Creating a Path to Success for Indonesian Schools

PRIORITAS entailed close coordination with three Indonesian ministries: Education and Culture; Religious Affairs; and Research, Technology and Higher Education. Our contractors and employees worked with 90 school districts across seven provinces, 17 different teacher-training institutes (TTIs), and two nongovernmental organizations. Here are some of the benchmarks we achieved:

  • More than 6,000 school supervisors, principals, and committee and community members, and over 12,500 primary and middle-school teachers, were trained in participative and accountable school management and active and contextual teaching and learning, respectively.
  • A partnership with Yayasan Literasi Anak Indonesia (the Indonesian Children’s Literacy Foundation) produced leveled reading books for use in early-grade classrooms across Indonesia. We distributed more than 12,000 sets of these books to non-partner primary schools in project partner districts, and another 1,000 sets to project partner schools.
  • The percentage of teachers in partner schools demonstrating good practices in teaching and assessment rose from 20 percent at the beginning of the project to 80 percent at the end. The percentage of students demonstrating positive learning behaviors, according to PRIORITAS metrics, rose similarly, from 20 percent to 87 percent.
  • More than 90 percent of partner schools implemented programs to develop a reading culture, including upgraded libraries, reading corners, and increased purchases of reading materials. Moreover, the percentage of schools in which communities and parents were active in developing a reading culture rose from less than 15 percent to 60–75 percent, depending on cohort.
  • More than 600 small schools were “regrouped,” producing 305 merged schools with increased efficiencies. More than 100 primary schools introduced multi-grade teaching, 7,000 principals and teachers were transferred to areas of greatest need, and 6,000 temporary teachers were appointed as permanent civil servants.
  • A gender unit focused on ensuring that teaching materials address gender equality, that Indonesian teachers pay attention to all students irrespective of gender, and that male and female students have equal opportunities to participate in classroom and extracurricular activities.
  • Over the course of the PRIORITAS project, more than 15,000 news stories were published in more than 2,000 newspapers and other media, an average of 10 stories a day during the final three years. In addition, over 400 videos were produced to illustrate PRIORITAS processes and goals.

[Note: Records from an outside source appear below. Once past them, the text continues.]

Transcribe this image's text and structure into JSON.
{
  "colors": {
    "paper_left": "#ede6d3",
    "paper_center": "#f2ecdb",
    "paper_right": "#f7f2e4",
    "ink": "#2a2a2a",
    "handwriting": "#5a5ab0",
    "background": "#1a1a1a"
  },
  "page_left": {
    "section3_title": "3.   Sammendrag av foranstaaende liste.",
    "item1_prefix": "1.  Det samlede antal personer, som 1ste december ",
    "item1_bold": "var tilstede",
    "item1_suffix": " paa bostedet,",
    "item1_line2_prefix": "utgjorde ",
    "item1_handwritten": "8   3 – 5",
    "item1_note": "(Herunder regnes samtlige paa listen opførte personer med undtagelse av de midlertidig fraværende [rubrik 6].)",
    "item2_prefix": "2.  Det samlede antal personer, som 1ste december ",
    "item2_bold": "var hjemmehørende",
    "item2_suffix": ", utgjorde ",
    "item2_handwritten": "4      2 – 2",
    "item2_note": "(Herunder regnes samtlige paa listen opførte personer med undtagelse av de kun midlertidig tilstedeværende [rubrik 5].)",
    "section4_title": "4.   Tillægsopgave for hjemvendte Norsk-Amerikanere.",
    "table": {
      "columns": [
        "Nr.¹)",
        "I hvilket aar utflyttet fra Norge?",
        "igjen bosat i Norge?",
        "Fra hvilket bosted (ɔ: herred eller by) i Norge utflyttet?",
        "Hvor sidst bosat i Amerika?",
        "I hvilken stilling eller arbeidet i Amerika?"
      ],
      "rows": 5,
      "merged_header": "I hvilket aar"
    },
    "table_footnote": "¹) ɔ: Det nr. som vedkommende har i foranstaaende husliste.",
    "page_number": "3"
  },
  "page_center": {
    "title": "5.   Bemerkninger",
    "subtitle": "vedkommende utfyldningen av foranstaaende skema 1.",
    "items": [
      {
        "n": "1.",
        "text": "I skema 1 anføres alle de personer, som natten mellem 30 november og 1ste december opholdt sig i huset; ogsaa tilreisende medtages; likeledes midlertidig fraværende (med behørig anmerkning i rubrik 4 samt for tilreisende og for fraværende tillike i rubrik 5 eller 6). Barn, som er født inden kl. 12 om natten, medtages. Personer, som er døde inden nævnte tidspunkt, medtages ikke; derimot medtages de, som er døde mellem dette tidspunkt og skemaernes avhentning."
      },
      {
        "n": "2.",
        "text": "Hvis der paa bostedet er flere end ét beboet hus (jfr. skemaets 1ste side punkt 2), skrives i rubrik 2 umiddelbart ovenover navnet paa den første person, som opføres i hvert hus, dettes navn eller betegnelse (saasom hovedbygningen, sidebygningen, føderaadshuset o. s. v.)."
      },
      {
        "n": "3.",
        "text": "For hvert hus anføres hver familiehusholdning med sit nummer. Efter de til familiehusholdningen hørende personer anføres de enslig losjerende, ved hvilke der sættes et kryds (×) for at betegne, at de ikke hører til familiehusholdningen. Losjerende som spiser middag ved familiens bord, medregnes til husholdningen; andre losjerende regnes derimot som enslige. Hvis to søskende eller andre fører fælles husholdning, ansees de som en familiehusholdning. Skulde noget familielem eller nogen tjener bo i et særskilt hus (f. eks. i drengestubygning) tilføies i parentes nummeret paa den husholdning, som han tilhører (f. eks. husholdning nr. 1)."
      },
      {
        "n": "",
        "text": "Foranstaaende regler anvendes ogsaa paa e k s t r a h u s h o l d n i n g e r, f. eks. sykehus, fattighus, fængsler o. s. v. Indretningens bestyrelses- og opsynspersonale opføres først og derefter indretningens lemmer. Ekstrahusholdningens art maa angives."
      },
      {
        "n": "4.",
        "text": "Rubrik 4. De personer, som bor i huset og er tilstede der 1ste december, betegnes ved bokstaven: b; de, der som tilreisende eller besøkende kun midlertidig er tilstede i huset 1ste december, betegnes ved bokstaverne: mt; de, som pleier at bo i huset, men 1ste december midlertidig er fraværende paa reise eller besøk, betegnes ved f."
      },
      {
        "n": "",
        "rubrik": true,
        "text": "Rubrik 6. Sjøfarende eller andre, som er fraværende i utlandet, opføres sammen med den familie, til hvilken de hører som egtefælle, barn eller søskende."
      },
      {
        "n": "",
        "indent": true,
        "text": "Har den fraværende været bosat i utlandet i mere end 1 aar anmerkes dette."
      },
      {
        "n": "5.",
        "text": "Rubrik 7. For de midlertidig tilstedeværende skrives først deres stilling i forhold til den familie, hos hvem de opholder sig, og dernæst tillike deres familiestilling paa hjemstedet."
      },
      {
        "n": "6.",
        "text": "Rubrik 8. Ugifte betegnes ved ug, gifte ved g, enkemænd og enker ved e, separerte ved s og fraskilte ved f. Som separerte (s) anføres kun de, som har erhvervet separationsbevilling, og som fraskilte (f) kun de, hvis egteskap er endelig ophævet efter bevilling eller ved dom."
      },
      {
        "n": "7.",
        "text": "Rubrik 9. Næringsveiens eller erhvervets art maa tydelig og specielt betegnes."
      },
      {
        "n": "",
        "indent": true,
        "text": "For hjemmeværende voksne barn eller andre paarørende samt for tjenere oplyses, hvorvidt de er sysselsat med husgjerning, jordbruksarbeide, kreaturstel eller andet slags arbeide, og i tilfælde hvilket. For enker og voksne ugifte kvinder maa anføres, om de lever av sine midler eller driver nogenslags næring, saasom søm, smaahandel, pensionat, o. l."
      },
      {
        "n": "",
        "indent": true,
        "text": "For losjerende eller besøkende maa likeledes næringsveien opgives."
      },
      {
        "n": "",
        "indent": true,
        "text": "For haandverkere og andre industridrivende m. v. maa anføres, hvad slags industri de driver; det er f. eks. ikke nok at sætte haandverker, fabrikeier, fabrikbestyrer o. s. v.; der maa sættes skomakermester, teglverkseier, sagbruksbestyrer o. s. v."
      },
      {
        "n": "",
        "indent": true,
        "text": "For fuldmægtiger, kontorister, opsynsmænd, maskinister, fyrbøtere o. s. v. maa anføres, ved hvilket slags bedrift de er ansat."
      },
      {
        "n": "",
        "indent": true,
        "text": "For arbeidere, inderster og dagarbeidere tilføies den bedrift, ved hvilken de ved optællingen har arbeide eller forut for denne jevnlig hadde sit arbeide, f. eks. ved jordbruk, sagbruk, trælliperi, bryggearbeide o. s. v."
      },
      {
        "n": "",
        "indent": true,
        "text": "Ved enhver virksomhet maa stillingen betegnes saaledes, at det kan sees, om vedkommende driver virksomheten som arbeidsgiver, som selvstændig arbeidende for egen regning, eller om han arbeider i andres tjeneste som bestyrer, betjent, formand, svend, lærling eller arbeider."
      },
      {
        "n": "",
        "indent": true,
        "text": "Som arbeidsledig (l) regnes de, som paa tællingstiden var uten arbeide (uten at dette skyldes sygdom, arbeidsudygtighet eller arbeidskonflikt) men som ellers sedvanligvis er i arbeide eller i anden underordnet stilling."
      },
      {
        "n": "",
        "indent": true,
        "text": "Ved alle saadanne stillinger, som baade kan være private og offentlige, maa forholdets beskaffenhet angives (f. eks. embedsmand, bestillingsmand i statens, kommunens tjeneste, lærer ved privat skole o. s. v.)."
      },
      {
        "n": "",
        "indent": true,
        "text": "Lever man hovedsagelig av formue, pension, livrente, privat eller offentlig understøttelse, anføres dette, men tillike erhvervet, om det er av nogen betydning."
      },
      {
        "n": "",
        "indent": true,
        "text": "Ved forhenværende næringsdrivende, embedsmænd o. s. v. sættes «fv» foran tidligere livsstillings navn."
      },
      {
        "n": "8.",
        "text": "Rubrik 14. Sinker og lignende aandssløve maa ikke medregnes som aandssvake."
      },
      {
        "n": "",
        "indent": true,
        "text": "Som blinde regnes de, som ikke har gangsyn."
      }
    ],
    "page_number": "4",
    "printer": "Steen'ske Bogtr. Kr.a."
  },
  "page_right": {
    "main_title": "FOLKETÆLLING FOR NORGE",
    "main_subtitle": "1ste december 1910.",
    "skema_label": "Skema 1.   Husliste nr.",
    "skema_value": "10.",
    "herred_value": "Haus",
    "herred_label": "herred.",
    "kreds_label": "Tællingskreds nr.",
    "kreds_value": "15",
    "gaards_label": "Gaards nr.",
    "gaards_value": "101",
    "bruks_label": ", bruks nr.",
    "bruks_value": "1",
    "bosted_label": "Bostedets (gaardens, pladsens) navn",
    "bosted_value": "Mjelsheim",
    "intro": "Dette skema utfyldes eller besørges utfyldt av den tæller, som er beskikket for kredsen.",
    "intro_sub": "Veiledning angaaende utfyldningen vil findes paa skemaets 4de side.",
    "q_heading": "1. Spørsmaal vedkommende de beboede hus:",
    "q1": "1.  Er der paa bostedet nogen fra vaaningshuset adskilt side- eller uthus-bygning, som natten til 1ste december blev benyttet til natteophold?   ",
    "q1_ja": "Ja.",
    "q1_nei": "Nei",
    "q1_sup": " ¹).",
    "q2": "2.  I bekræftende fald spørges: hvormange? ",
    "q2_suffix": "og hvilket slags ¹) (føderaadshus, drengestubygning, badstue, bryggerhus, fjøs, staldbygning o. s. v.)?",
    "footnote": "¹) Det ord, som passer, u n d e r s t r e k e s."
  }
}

Maintaining a Track Record of Success in Indonesian Education

Before our work on PRIORITAS, we supported two other USAID education programs. From 2003 to 2007, Managing Basic Education (MBE) supported school and teacher improvement in 20 districts in two Indonesian provinces. And from 2005 to 2011, Decentralized Basic Education (DBE1 and DBE2) had us working with more than50 districts in seven provinces to improve management and governance of education, particularly at the district and school levels, and to improve the quality of teaching and learning in basic education.

With the completion of the PRIORITAS project, we are confident that the Indonesian educational system is in better shape than ever before—and together with USAID, we have established a model that can easily be applied to other countries.